Aproveitando as reações iniciais do mercado ao fracasso nos resultados fiscais T2 da Oracle — incluindo quedas nos futuros de Bitcoin e Nasdaq —, a empresa detalhou quedas nos receitas cloud, um aumento de 15 bilhões de dólares no capex para 50 bilhões no FY2026, e fluxo de caixa livre negativo em meio à expansão de centros de dados de IA. As ações caíram 10,84%, apagando 68 bilhões de dólares em valor, apesar de ganho de 19% no ano até o momento.

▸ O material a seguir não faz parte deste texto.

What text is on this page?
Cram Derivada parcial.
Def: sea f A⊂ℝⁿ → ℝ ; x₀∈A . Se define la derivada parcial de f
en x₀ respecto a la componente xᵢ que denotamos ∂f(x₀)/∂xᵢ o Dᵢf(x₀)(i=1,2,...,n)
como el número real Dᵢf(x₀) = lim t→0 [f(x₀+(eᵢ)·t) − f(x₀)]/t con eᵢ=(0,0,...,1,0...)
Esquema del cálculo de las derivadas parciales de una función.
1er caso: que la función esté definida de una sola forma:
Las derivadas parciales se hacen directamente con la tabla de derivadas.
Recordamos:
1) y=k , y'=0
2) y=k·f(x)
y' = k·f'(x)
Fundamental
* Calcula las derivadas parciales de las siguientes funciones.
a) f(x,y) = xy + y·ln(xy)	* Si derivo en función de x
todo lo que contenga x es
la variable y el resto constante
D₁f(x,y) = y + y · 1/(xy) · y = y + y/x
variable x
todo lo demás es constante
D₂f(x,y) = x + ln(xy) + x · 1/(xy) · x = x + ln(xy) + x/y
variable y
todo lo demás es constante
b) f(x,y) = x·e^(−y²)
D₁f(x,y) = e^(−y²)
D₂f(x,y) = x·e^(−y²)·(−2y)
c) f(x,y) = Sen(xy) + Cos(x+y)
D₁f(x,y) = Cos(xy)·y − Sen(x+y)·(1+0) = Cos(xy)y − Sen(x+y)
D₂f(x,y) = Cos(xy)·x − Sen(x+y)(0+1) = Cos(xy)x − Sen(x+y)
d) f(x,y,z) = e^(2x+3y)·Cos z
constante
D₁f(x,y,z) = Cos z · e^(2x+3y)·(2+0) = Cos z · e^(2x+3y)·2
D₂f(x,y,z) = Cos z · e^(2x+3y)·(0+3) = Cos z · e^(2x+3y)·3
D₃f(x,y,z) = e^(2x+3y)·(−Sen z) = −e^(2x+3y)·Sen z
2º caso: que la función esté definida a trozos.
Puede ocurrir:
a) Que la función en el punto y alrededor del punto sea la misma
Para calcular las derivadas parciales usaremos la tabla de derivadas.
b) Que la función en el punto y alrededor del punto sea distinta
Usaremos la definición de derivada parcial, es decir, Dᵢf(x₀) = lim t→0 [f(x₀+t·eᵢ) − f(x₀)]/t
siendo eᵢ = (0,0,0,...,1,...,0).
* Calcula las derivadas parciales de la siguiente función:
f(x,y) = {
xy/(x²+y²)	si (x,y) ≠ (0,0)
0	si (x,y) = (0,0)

Os resultados do segundo trimestre fiscal da Oracle, encerrado em 30 de novembro de 2025, mostraram receitas totais em alta de 14% para 16,1 bilhões de dólares, mas abaixo das estimativas. Vendas cloud atingiram 7,98 bilhões de dólares (alta de 34% YoY), com infraestrutura (chave para IA) em 4,08 bilhões de dólares (alta de 68%) e aplicações em 3,9 bilhões de dólares (alta de 11%), ambos abaixo do esperado.
Guidance ajustada para EPS do T3 é de 1,64-1,68 dólares, abaixo do consenso de 1,72. Capex atingiu 12 bilhões de dólares no último trimestre (vs. 8,25 bilhões esperados), com FY2026 agora em 50 bilhões de dólares — 15 bilhões acima da previsão anterior — principalmente para data centers ligados à OpenAI. Fluxo de caixa livre negativo em 10 bilhões de dólares; dívida total de 106 bilhões.
O analista Jacob Bourne (Emarketer) destacou o escrutínio sobre data centers financiados por dívida e risco de concentração. O CFO Doug Kehring observou que os investimentos miram equipamentos geradores de receita. Remaining performance obligations subiram para 523 bilhões de dólares.
Este primeiro relatório sob os novos co-CEOs Clay Magouyrk e Mike Sicilia (substituindo Safra Catz) ressalta desafios de lucratividade no mercado cloud competitivo com parceiros como OpenAI, TikTok e Meta. Melissa Otto da S&P Global citou incerteza das despesas e dívida.